Influence of Build Orientation, Chamber Temperature and Infill Pattern on Mechanical Properties of 316L Parts Manufactured by Bound Metal Deposition

Bound Metal Deposition (BMD) is an alternative to the most common additive manufacturing (AM) technology for metal parts, Powder Bed Fusion (PBF), since the equipment used is more affordable and there are no risks due to exposure to loose powder and lasers or beams. However, the mechanical properties of parts manufactured by BMD are generally lower than those of PBF, making it necessary to study the process parameters to improve their performance. The aim of this work was to analyse the effect of different process parameters on the mechanical properties of 316L parts manufactured by BMD based on a set of specially designed experiments. The methodology followed in this research was thus based on the manufacturing of a series of samples with variations of the build orientation, infill pattern and chamber temperature followed by subsequent characterization and analysis.
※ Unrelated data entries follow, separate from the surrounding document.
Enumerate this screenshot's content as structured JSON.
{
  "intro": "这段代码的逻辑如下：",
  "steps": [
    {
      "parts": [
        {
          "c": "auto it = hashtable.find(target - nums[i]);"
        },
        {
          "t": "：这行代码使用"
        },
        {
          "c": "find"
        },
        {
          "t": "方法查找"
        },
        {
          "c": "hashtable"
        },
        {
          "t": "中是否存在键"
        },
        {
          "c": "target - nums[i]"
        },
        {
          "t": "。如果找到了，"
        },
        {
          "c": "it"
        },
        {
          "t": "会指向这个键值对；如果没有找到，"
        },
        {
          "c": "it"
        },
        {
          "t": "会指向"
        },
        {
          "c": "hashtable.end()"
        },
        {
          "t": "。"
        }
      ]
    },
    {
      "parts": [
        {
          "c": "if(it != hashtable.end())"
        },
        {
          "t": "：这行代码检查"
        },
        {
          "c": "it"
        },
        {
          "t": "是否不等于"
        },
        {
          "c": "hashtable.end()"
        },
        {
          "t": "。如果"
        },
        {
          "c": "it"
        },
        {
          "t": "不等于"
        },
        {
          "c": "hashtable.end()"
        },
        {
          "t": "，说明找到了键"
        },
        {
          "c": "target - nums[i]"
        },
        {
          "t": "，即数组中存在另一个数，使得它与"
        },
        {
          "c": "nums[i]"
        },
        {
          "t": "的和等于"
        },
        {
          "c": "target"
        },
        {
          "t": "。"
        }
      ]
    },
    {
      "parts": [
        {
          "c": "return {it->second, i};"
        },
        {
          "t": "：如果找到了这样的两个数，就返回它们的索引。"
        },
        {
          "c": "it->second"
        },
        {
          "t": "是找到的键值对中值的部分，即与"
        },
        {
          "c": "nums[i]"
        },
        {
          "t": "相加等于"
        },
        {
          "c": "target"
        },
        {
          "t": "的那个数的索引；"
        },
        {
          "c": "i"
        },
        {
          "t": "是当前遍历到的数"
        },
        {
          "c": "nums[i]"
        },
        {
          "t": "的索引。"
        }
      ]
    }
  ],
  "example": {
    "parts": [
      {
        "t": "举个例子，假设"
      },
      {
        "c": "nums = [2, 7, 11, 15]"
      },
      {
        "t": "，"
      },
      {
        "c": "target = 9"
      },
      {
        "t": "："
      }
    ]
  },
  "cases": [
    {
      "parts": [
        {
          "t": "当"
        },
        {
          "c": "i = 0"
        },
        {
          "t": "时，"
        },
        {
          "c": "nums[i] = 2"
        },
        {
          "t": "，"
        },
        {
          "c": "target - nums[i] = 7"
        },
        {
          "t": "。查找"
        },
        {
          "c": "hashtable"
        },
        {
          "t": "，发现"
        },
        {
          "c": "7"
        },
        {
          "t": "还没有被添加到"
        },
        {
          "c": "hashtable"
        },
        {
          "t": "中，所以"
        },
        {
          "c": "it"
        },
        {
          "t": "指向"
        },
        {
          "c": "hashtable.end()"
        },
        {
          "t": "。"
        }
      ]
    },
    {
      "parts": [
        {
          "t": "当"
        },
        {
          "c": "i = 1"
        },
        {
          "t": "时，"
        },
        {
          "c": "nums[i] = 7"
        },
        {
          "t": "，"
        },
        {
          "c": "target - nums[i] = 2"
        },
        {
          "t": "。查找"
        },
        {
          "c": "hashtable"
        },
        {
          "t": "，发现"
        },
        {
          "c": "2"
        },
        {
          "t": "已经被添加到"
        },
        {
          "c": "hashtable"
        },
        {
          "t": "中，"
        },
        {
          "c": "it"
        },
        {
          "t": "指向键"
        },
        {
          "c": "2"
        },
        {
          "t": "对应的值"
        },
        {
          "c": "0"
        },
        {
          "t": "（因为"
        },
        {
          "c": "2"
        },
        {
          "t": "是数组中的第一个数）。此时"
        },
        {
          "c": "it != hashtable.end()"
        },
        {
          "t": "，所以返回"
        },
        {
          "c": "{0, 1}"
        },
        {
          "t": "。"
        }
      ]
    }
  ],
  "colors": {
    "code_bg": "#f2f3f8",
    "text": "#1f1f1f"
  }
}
The microstructural analysis showed that voids were formed as a consequence of the air gaps generated between rasters during printing. It was observed that the characteristics of these macropores had a significant effect on the mechanical properties. The location, distribution and shape of these macropores depended on the alignment of rasters in each of the conditions, which varied with build orientation and infill pattern. Regarding the build orientation, horizontal parts exhibited lower porosity and considerably higher ultimate tensile strengths (UTS), approximately 160 MPa higher, than vertical samples. With respect to the infill pattern, horizontal parts with a concentric infill pattern showed triangular voids and a total porosity higher than 5%. However, samples with line infill patterns presented elongated macropores and a total porosity lower than 5%, properties that resulted in an improvement in UTS of 20 MPa, approximately. Overall, the results presented here offer a better comprehension of the effect of the BMD process parameters on mechanical properties and serve as a guideline for future work.